5. Get a proper bike fit
Frodeno’s key advice
“The most important thing is to get a bike fit, because finding your optimum aero position will actually make you go faster. I have one fit a year and the position is the same for 70.3 and Ironman.
“The bike is where you spend most time in a race, and even if you’re not 100% after the performance, comfort is key during. It’s a great investment and you only need one until you get a new bike.”
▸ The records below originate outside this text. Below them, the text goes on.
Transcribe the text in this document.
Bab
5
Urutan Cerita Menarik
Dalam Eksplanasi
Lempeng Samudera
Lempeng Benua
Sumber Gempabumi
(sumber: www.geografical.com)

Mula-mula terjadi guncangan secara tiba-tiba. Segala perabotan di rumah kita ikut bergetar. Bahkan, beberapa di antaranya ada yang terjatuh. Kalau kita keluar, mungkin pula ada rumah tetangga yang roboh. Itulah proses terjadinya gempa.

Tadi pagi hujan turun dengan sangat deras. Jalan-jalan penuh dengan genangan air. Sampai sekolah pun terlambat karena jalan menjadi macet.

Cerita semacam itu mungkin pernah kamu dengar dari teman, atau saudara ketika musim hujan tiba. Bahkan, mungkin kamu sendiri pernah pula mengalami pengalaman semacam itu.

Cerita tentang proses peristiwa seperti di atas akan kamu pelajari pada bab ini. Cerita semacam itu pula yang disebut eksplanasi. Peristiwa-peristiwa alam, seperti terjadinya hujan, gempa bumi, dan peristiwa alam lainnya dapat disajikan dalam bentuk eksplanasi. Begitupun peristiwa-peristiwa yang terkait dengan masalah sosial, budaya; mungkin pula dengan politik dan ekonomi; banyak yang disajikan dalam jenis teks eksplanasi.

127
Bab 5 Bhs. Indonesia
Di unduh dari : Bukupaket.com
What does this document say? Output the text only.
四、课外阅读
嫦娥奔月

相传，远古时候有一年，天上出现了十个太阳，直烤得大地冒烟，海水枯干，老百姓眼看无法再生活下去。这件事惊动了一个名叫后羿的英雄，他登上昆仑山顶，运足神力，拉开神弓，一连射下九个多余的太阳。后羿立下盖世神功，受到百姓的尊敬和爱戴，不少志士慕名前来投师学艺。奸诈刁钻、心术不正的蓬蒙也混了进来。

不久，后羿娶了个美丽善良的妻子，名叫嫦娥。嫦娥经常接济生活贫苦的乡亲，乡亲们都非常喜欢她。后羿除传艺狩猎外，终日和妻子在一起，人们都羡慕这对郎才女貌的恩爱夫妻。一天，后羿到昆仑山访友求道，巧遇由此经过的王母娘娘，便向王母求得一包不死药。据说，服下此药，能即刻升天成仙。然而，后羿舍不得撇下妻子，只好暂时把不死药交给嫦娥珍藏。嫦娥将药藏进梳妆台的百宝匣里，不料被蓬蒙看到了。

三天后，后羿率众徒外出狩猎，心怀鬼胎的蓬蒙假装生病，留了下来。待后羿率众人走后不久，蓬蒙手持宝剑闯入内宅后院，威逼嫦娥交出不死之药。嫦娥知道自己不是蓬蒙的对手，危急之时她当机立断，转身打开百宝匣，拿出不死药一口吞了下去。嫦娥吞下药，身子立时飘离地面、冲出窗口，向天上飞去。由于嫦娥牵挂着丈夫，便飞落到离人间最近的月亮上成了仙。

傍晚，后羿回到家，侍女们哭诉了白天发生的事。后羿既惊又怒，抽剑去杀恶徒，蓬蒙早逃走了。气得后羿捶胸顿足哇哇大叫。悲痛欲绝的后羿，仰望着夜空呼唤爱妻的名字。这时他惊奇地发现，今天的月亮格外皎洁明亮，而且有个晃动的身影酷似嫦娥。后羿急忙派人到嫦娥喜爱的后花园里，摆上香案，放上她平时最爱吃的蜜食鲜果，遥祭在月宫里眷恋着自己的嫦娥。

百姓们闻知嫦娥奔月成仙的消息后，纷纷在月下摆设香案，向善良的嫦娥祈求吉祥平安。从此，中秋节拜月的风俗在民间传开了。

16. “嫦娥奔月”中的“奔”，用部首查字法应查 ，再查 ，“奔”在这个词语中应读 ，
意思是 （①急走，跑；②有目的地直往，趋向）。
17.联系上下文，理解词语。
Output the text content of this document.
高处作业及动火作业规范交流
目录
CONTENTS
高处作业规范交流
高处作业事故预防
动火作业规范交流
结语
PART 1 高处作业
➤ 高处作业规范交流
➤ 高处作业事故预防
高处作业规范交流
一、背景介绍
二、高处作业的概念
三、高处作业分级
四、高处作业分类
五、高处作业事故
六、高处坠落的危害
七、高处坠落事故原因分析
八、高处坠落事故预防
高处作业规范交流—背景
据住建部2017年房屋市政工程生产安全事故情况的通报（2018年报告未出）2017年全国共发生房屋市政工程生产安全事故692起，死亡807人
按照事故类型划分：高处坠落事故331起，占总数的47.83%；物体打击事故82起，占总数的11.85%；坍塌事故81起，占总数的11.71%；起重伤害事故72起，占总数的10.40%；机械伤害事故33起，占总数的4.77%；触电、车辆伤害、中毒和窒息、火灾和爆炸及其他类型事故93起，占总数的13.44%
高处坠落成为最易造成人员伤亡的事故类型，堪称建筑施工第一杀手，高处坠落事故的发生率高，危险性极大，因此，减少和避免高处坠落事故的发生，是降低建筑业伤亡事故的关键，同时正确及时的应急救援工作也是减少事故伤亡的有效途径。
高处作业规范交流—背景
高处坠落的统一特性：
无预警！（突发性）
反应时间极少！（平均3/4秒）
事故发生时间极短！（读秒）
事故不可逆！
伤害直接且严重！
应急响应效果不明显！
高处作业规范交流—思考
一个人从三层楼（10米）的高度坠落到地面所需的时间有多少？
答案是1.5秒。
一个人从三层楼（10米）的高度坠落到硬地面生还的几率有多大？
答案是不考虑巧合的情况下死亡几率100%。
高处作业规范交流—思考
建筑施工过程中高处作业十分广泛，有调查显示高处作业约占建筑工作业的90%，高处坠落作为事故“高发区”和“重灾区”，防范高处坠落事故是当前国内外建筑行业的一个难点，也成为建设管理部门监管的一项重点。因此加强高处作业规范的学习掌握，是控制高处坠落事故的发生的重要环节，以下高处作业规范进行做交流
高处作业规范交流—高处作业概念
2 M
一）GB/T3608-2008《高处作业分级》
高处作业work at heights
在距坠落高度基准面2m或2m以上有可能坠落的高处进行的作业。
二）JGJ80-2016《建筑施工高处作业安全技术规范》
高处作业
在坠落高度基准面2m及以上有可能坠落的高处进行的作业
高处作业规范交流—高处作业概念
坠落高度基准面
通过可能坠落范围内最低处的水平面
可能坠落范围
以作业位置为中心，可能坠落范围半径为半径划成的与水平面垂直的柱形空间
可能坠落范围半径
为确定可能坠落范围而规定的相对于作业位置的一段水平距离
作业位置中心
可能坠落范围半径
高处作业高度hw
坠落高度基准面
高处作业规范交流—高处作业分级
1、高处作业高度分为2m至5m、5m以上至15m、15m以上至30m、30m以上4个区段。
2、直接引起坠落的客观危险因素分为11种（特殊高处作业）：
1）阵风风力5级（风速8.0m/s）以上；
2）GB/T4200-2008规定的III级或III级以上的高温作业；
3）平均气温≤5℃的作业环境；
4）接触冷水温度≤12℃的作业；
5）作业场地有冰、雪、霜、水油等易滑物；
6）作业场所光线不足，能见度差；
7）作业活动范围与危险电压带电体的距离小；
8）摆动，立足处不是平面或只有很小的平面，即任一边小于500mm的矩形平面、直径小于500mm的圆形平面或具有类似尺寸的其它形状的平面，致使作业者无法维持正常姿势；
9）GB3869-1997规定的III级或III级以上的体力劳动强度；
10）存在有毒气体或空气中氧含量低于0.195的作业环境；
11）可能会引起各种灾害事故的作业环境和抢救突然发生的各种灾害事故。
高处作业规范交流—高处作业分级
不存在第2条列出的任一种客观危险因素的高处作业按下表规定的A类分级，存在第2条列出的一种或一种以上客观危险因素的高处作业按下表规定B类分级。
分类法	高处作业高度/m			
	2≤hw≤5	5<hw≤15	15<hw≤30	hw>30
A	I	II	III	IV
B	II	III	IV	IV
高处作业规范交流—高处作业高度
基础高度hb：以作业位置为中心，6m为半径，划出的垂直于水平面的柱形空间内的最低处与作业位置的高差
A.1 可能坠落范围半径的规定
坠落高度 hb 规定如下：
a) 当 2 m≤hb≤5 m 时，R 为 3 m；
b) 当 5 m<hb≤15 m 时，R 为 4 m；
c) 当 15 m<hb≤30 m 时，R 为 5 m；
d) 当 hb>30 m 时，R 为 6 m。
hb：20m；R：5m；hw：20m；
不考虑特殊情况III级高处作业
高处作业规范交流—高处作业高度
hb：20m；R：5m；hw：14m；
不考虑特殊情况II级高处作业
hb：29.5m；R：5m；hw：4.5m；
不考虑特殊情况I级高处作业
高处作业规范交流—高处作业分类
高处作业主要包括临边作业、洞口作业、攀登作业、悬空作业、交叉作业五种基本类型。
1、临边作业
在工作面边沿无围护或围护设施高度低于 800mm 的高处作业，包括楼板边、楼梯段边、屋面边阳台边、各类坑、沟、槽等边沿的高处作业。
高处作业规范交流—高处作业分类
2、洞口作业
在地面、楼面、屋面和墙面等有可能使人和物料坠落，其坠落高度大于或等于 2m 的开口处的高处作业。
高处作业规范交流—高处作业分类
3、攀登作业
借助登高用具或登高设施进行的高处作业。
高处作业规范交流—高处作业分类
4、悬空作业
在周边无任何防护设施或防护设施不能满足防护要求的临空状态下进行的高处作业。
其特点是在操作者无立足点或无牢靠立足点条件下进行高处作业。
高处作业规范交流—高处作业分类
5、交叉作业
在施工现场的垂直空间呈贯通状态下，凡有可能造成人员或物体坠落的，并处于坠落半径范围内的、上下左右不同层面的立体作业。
Since he teamed up with his current coach, Frodeno has started to work more with data and watts. “Dan is never at training, so looking at my data online works really well. He can analyse it and I can write down how I experienced the session to get a better picture.
“If you really enjoy dissecting each session then there’s no reason not to use online coaching and software. But in the end, it’s only you or your body that can say this is good – or not. In the race, if your perceived exertion doesn’t match with your numbers, you can’t lose your head over it. Use the numbers, but remember this is a great outdoor sport to be enjoyed.”
AG adaptations
If you’re riding in an aero position that you can’t sustain, then that isn’t going to be your fastest set-up. At the same time, a comfortable position can be improved with a bike fitter in order to get some ‘free speed’. It’s a balance that can be reached. But as with most of things in triathlon, don’t rush it. Do some research and ask your friends and tri mates for recommendations before you just go to the closest bike fit or the first one you find.
6. Find the right fuel for you and race at your best
Frodeno’s key advice
“In the ITU days I was used to reducing my calories intake to be extra light for running, but I don’t do that anymore. Nowadays, I experiment a lot because I think it’s very individual depending on what you like, ” he says. “If you can eat a pie before going running, well, good for you!
“In Kona, it’s always hot, and being light in a marathon still helps, but also on the bike it helps to have less kilos.”
On race nutrition, Frodo’s food doesn’t really change for the temperature. “I drink one bottle per hour and I refuel with whatever’s on the course, but I generally just look for water on the course.
“I only have special needs in Hawaii on the run, where I try to get a gel for every aid station, so normally 5 or 6. I use the very diluted gels so I don’t need a lot of water with them and I don’t use solids.”
AG adaptations
The quality of what we eat – and the right amount of macro and micronutrients – is crucial, so it’s worth investing in a nutritionist, even if only for a consultation. The race nutrition plan, on the other hand, is something you have to test in training ahead of the event in order to find the best intake for your body, such as which bars, gels, amount of hydration are needed.
7. Do active recovery to boost post-race repair
Frodeno’s key advice
“In Ironman racing most of the strain is mental, so I try to recover my mind first and have a beer with friends, just to relax. I also have a protein shake straight after the race.”
“The day after, I try to do some active recovery, like a swim, because if you don’t move after an Ironman it’s the worst thing you can do.”
Physiotherapy is also crucial in order to prevent injuries and treat them when they occur. Since moving from ITU, Frodeno works with a personal physio. That, and the less high-intensity workouts, says Frodeno, help him to manage his injuries better.
“The intensity from the shorter distance hurts more and puts a lot more stress on the body, so, all in all, I’m healthier than I’ve ever been.”
AG adaptations
Don’t forget to include both the recovery sessions and the actual recovery, i.e. rest days and hours of sleep. In order to get fitter, faster and stronger, your body actually needs to recover from the fatigue. One day of recovery or light activity a week, one week of less load a month, and a month a year dedicated to other activities, can really boost your performance and help you avoid over-training.